I don't know where you want to take this, so it's hard to tell if this is
going to cause problems eventually. GLRO is default-initialized in a nested
libc (after dlmopen or static dlopen).
dl_platform and dl_hwcap are used to search for additional directories when
loading a shared object:
15453: find library=libx.so [0]; searching
15453: search path=./tls/x86_64:./tls:./x86_64:. (RPATH from file ./m)

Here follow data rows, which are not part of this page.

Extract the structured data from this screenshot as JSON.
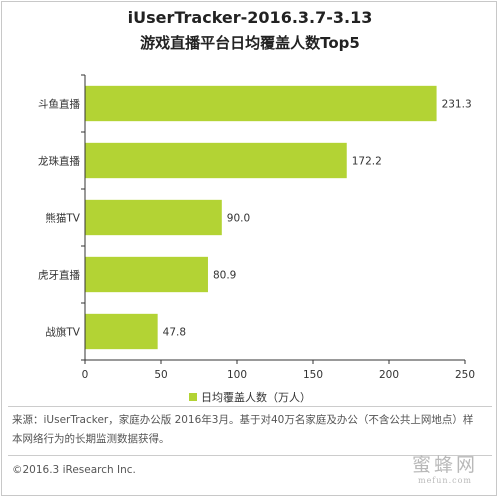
{
  "colors": {
    "bar": "#b3d334",
    "axis": "#333333"
  },
  "chart_data": {
    "type": "bar",
    "orientation": "horizontal",
    "title": "iUserTracker-2016.3.7-3.13",
    "subtitle": "游戏直播平台日均覆盖人数Top5",
    "categories": [
      "斗鱼直播",
      "龙珠直播",
      "熊猫TV",
      "虎牙直播",
      "战旗TV"
    ],
    "series": [
      {
        "name": "日均覆盖人数（万人）",
        "values": [
          231.3,
          172.2,
          90.0,
          80.9,
          47.8
        ],
        "labels": [
          "231.3",
          "172.2",
          "90.0",
          "80.9",
          "47.8"
        ]
      }
    ],
    "xlim": [
      0,
      250
    ],
    "xticks": [
      0,
      50,
      100,
      150,
      200,
      250
    ],
    "grid": false,
    "legend_position": "bottom"
  },
  "source": "来源：iUserTracker，家庭办公版 2016年3月。基于对40万名家庭及办公（不含公共上网地点）样本网络行为的长期监测数据获得。",
  "copyright": "©2016.3 iResearch Inc.",
  "watermark": {
    "main": "蜜蜂网",
    "sub": "mefun.com"
  }
}
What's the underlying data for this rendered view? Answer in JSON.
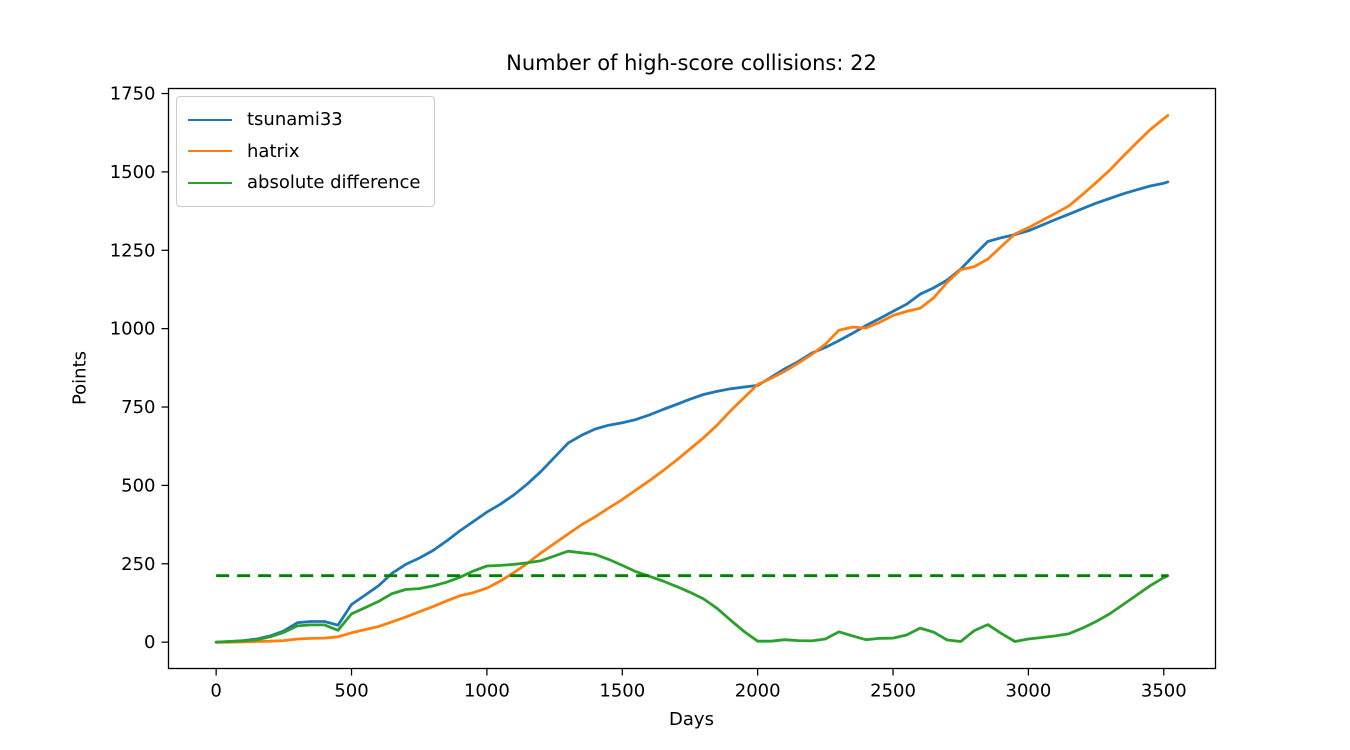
{
  "chart_data": {
    "type": "line",
    "title": "Number of high-score collisions: 22",
    "xlabel": "Days",
    "ylabel": "Points",
    "xlim": [
      -176,
      3691
    ],
    "ylim": [
      -84,
      1766
    ],
    "x_ticks": [
      0,
      500,
      1000,
      1500,
      2000,
      2500,
      3000,
      3500
    ],
    "y_ticks": [
      0,
      250,
      500,
      750,
      1000,
      1250,
      1500,
      1750
    ],
    "grid": false,
    "legend_position": "upper left",
    "x": [
      0,
      50,
      100,
      150,
      200,
      250,
      300,
      350,
      400,
      450,
      500,
      550,
      600,
      650,
      700,
      750,
      800,
      850,
      900,
      950,
      1000,
      1050,
      1100,
      1150,
      1200,
      1250,
      1300,
      1350,
      1400,
      1450,
      1500,
      1550,
      1600,
      1650,
      1700,
      1750,
      1800,
      1850,
      1900,
      1950,
      2000,
      2050,
      2100,
      2150,
      2200,
      2250,
      2300,
      2350,
      2400,
      2450,
      2500,
      2550,
      2600,
      2650,
      2700,
      2750,
      2800,
      2850,
      2900,
      2950,
      3000,
      3050,
      3100,
      3150,
      3200,
      3250,
      3300,
      3350,
      3400,
      3450,
      3500,
      3515
    ],
    "series": [
      {
        "name": "tsunami33",
        "color": "#1f77b4",
        "linestyle": "solid",
        "show_in_legend": true,
        "values": [
          0,
          2,
          5,
          10,
          20,
          36,
          62,
          66,
          66,
          54,
          120,
          150,
          180,
          220,
          248,
          268,
          292,
          322,
          355,
          385,
          415,
          440,
          470,
          505,
          545,
          590,
          635,
          660,
          680,
          692,
          700,
          710,
          725,
          742,
          758,
          775,
          790,
          800,
          808,
          814,
          819,
          845,
          872,
          895,
          922,
          940,
          962,
          985,
          1010,
          1032,
          1055,
          1078,
          1110,
          1130,
          1155,
          1190,
          1235,
          1278,
          1290,
          1300,
          1312,
          1330,
          1348,
          1365,
          1383,
          1400,
          1415,
          1430,
          1443,
          1455,
          1464,
          1468
        ]
      },
      {
        "name": "hatrix",
        "color": "#ff7f0e",
        "linestyle": "solid",
        "show_in_legend": true,
        "values": [
          0,
          0,
          1,
          2,
          3,
          5,
          10,
          12,
          13,
          17,
          30,
          40,
          50,
          65,
          80,
          97,
          113,
          131,
          148,
          158,
          172,
          195,
          222,
          252,
          285,
          315,
          345,
          375,
          400,
          428,
          455,
          485,
          515,
          547,
          580,
          616,
          652,
          692,
          738,
          780,
          822,
          842,
          864,
          890,
          918,
          950,
          995,
          1005,
          1002,
          1020,
          1042,
          1055,
          1065,
          1098,
          1148,
          1188,
          1198,
          1222,
          1262,
          1302,
          1322,
          1345,
          1368,
          1392,
          1428,
          1466,
          1505,
          1550,
          1593,
          1635,
          1670,
          1680
        ]
      },
      {
        "name": "absolute difference",
        "color": "#2ca02c",
        "linestyle": "solid",
        "show_in_legend": true,
        "values": [
          0,
          2,
          4,
          8,
          17,
          31,
          52,
          55,
          55,
          38,
          90,
          110,
          130,
          155,
          168,
          171,
          179,
          191,
          207,
          227,
          243,
          245,
          248,
          253,
          260,
          275,
          290,
          285,
          280,
          264,
          245,
          225,
          210,
          195,
          178,
          159,
          138,
          108,
          70,
          34,
          3,
          3,
          8,
          5,
          4,
          10,
          33,
          20,
          8,
          12,
          13,
          23,
          45,
          32,
          7,
          2,
          37,
          56,
          28,
          2,
          10,
          15,
          20,
          27,
          45,
          66,
          90,
          120,
          150,
          180,
          206,
          212
        ]
      },
      {
        "name": "threshold",
        "type": "hline",
        "color": "#008000",
        "linestyle": "dashed",
        "show_in_legend": false,
        "y": 212,
        "x_range": [
          0,
          3515
        ]
      }
    ]
  }
}
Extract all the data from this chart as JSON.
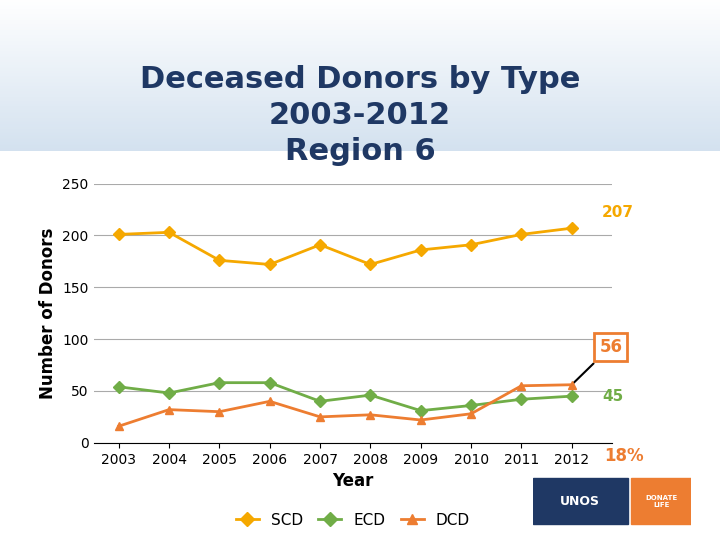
{
  "title": "Deceased Donors by Type\n2003-2012\nRegion 6",
  "xlabel": "Year",
  "ylabel": "Number of Donors",
  "years": [
    2003,
    2004,
    2005,
    2006,
    2007,
    2008,
    2009,
    2010,
    2011,
    2012
  ],
  "SCD": [
    201,
    203,
    176,
    172,
    191,
    172,
    186,
    191,
    201,
    207
  ],
  "ECD": [
    54,
    48,
    58,
    58,
    40,
    46,
    31,
    36,
    42,
    45
  ],
  "DCD": [
    16,
    32,
    30,
    40,
    25,
    27,
    22,
    28,
    55,
    56
  ],
  "SCD_color": "#F5A800",
  "ECD_color": "#70AD47",
  "DCD_color": "#ED7D31",
  "ylim": [
    0,
    250
  ],
  "yticks": [
    0,
    50,
    100,
    150,
    200,
    250
  ],
  "label_207_color": "#F5A800",
  "label_45_color": "#70AD47",
  "label_56_color": "#ED7D31",
  "label_18pct_color": "#ED7D31",
  "bg_top_color": "#C9D9F0",
  "title_color": "#1F3864",
  "title_fontsize": 22,
  "axis_fontsize": 12,
  "legend_fontsize": 11,
  "grid_color": "#AAAAAA"
}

15453: trying file=./tls/x86_64/libx.so
15453: trying file=./tls/libx.so
15453: trying file=./x86_64/libx.so
15453: trying file=./libx.so
15453:
My change updates them inside dynamic linker before they are used
by dynamic linker. On Haswell class machines, I got
19268: find library=libx.so [0]; searching
19268: search path=./tls/haswell:./tls:./haswell:. (RPATH from file ./m)
19268: trying file=./tls/haswell/libx.so
19268: trying file=./tls/libx.so
19268: trying file=./haswell/libx.so
When loading libx.so, it prefers the one in the "haswell" subdirectory.
One can place shared libraries optimized for Haswell class processors
under the "haswell" subdirectory. They will be used on Haswell class
processors. It has no impact on static dlopen nor nested libc.